Asylum seekers locked up: Report: Secret prisons discovered at the EU's external border

A research network makes gruesome discoveries at the EU border.

Asylum seekers locked up: Report: Secret prisons discovered at the EU's external border

A research network makes gruesome discoveries at the EU border. Accordingly, there are secret prisons in which refugees are locked up for days without water and food. The Bulgarian and Hungarian authorities deny the allegations.

According to media reports, there are secret prisons at the EU's external borders where asylum seekers are locked up and often mistreated. According to a report by the ARD magazines "Monitor" and "Spiegel" as well as the international media Lighthouse Reports, Sky News, Le Monde, Domani, SRF and RFE/ RL Bulgaria.

In the course of the research cooperation, it was possible for the first time to prove the existence of such places, including a barred, dilapidated shed on the premises of a Bulgarian border police station, it said. Covert footage shows how several people have to stand on the ground surrounded by rubbish until they are taken to cars and driven away.

Citing statements from refugees, it is said that asylum seekers are sometimes locked up in the shed for several days without water and food. The police then bring the people back to the border and force them to return to Turkey.

The legal scholar Constantin Hruschka from the Max Planck Institute in Munich classified this as illegal, according to the "Monitor". "It's an absolute violation of the law, because under no circumstances can I deviate from the ban on inhuman or degrading treatment," Hruschka said, according to the magazine. In addition, it is an unlawful deprivation of liberty.

According to the research network, the illegal detentions are apparently taking place directly under the eyes of the EU border protection agency Frontex.

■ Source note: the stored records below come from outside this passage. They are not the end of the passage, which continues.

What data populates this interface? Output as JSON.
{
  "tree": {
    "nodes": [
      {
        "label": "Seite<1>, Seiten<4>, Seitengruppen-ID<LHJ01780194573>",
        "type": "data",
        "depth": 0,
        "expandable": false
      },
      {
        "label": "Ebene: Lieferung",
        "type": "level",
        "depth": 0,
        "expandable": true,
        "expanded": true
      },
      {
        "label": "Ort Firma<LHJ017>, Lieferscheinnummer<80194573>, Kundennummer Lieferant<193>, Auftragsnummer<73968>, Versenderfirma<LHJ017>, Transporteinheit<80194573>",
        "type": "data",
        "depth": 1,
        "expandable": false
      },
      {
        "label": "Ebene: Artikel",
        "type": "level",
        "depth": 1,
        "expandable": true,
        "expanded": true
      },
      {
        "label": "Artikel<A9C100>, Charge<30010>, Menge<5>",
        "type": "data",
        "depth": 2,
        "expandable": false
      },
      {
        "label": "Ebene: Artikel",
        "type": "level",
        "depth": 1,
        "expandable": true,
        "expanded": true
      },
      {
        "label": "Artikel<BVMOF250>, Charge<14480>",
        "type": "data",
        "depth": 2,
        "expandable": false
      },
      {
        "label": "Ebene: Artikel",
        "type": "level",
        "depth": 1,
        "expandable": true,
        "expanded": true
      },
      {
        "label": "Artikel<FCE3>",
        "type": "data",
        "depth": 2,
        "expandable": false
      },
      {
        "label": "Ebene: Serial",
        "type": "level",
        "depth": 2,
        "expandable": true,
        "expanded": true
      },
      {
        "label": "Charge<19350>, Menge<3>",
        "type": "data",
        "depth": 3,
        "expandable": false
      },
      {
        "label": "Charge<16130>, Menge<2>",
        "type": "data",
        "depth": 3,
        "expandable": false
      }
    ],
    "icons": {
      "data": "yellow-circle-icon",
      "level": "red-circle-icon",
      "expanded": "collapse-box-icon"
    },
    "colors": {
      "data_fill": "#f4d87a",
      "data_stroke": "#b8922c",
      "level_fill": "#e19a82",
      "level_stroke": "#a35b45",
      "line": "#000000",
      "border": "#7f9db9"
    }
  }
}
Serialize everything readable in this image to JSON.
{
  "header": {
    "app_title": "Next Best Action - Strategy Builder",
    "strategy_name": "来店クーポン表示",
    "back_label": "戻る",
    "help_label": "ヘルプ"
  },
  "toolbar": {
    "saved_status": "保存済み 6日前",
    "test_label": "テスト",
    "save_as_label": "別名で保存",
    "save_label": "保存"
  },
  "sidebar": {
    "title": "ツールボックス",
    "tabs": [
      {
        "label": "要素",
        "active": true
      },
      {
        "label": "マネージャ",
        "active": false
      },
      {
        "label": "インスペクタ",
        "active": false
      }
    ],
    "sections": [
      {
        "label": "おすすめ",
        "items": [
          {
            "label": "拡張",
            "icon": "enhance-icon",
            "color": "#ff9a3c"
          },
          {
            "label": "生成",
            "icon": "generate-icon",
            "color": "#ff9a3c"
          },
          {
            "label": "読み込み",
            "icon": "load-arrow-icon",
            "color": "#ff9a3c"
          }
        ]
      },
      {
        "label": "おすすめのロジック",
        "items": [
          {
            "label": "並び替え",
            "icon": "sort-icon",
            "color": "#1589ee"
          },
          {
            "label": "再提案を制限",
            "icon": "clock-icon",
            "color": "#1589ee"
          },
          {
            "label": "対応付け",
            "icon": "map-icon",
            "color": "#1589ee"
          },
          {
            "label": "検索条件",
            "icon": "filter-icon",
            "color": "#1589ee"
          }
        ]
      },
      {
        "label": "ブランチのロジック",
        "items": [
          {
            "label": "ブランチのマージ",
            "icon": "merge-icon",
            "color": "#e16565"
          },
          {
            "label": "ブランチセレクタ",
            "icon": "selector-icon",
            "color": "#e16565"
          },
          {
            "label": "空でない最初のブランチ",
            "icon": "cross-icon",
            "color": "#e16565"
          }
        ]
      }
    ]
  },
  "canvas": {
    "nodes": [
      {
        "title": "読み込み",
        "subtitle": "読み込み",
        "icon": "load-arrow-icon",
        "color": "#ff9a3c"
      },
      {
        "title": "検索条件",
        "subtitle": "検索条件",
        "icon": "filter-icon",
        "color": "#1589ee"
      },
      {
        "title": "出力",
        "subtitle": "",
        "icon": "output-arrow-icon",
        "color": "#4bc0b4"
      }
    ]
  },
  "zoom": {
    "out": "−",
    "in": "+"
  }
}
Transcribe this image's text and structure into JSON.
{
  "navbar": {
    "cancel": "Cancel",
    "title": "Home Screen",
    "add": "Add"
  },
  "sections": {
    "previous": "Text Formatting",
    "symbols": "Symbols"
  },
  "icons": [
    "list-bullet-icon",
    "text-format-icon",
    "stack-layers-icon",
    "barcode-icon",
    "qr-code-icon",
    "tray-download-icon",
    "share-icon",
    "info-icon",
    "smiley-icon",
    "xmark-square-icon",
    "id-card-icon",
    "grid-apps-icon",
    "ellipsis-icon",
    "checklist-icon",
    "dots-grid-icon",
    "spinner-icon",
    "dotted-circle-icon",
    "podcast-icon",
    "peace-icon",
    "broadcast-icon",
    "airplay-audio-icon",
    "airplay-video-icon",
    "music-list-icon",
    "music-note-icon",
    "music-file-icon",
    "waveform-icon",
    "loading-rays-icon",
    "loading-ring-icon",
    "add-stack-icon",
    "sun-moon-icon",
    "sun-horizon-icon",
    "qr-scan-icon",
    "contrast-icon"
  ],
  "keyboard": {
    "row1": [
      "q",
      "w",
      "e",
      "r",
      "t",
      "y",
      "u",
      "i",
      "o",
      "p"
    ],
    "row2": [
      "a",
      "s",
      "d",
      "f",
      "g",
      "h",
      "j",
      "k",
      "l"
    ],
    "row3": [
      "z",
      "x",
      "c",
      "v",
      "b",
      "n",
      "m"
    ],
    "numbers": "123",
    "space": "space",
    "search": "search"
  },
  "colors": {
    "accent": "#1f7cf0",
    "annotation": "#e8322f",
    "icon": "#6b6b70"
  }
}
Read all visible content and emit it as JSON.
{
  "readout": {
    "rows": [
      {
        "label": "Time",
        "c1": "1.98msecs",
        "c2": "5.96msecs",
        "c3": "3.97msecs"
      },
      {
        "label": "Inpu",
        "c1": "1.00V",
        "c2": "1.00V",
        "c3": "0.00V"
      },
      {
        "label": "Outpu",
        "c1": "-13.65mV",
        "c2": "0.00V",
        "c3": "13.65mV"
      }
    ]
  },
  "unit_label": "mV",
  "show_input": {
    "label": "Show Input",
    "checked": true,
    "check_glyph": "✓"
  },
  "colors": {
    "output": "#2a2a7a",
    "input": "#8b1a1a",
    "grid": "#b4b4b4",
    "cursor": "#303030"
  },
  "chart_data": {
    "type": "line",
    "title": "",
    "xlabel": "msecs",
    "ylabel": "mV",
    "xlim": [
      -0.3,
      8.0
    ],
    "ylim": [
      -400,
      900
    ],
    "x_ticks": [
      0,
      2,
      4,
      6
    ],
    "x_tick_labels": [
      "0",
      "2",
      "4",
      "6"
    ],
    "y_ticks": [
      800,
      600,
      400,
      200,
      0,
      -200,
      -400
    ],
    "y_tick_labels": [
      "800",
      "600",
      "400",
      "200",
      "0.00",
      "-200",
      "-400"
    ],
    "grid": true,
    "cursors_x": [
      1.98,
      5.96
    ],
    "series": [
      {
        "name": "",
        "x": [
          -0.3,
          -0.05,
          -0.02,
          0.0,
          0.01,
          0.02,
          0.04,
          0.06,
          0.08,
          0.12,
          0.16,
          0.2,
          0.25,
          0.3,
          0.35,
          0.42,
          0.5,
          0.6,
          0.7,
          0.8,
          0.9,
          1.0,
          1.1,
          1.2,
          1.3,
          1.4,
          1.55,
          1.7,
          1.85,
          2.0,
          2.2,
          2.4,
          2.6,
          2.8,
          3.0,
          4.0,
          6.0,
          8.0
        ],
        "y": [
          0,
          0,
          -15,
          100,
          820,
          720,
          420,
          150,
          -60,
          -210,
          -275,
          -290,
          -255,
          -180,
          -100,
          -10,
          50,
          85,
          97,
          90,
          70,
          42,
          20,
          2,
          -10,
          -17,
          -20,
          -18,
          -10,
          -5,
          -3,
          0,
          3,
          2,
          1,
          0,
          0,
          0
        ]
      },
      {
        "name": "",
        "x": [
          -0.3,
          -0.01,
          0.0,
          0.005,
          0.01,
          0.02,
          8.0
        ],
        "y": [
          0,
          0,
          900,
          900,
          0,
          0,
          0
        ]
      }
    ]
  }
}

According to "Monitor", ten Frontex officers are also stationed at the Bulgarian border station. According to the director of Human Rights Watch Germany, Wenzel Michalski, they are complicit if they do not prevent such practices, so Frontex is "part of the problem".

Frontex wrote on request that Frontex officials would only support the Bulgarian border police in the area in monitoring the border. The conditions described, however, were not determined, but the information would be passed on. Bulgaria left questions about the research uncommented.

According to their own statements, the research cooperation in Hungary uncovered similar practices: recordings show how people were driven by the Hungarian border police with batons to shipping containers. Refugees reported being locked in such containers for many hours, again without water or food. They were then taken to the border crossing in buses and forced back to Serbia.

The Hungarian government therefore contradicted all allegations on request. The Hungarian officials would always comply with EU law, it said. When asked, the EU Commission said that the allegations of "misconduct" at the EU's external borders were taken very seriously. However, the respective states are responsible for compliance with fundamental rights at the external borders and for clarifying the allegations, according to Brussels.